To attract well-paying jobs, we must address some of the core problems in our legal system. An insufficient appeals process, abuse of power in the Attorney General's office, and excessive verdicts are currently just a few of the issues that give job providers pause when looking to invest in West Virginia.
West Virginia's current appeals process is perhaps one of the largest deterrents to job creation here. Over the last decade, two independent judicial reform commissions have recommended creating an intermediate appeals court.
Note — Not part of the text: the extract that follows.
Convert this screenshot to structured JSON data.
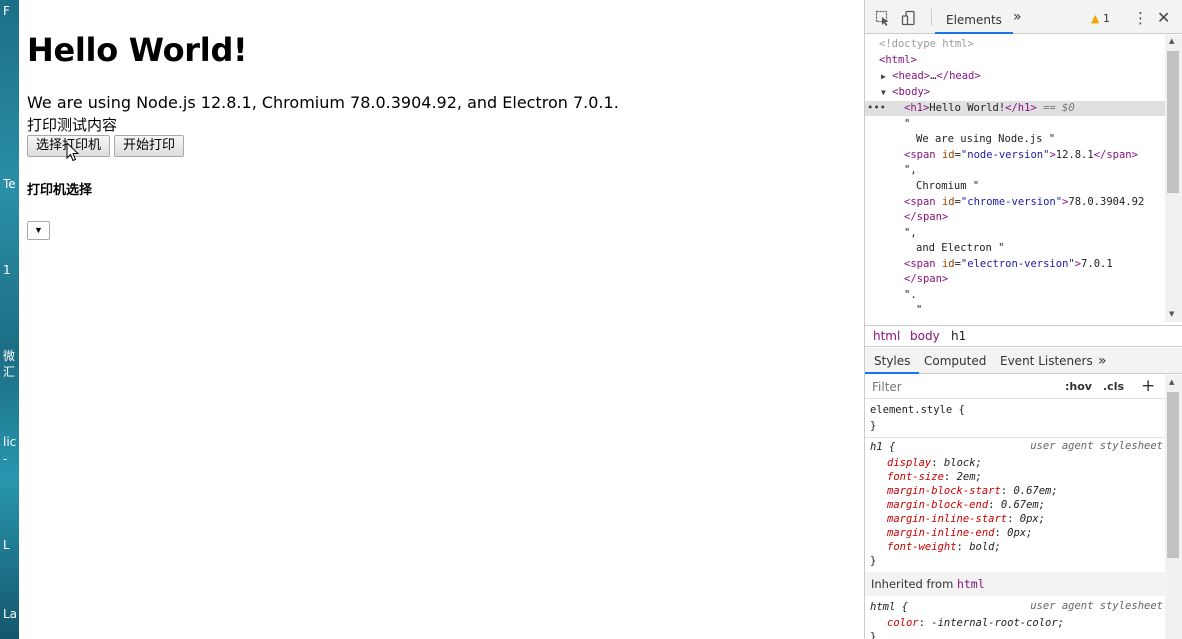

And significant job providers have cited the state's lack of an intermediate appeals court as a major problem which has already cost the state hundreds of jobs and millions of dollars in direct investment.
Appeals court legislation — which is supported by a majority of West Virginia voters — passed the Senate last year but died in the House of Delegates. As proposed, an intermediate appeals court would help ease the burden on our state Supreme Court, which is still one of the busiest appellate courts of its kind nationwide.
While the number of cases the West Virginia Supreme Court hears has declined in recent years, it still significantly outpaces the caseload of most other states without an intermediate appeals court. Only Nevada has a comparable appeals docket, and the Nevada Supreme Court is actively endorsing the creation of an intermediate appeals court for its state.
More importantly though, an intermediate appeals court would "complement and assist the Supreme Court of Appeals in performing the core functions of an appellate system" according to then-Governor Joe Manchin's Independent Commission on Judicial Reform. The court would increase the ability of our state judiciary to correct potential legal errors, and also help develop much-needed predictability and stability in our case law.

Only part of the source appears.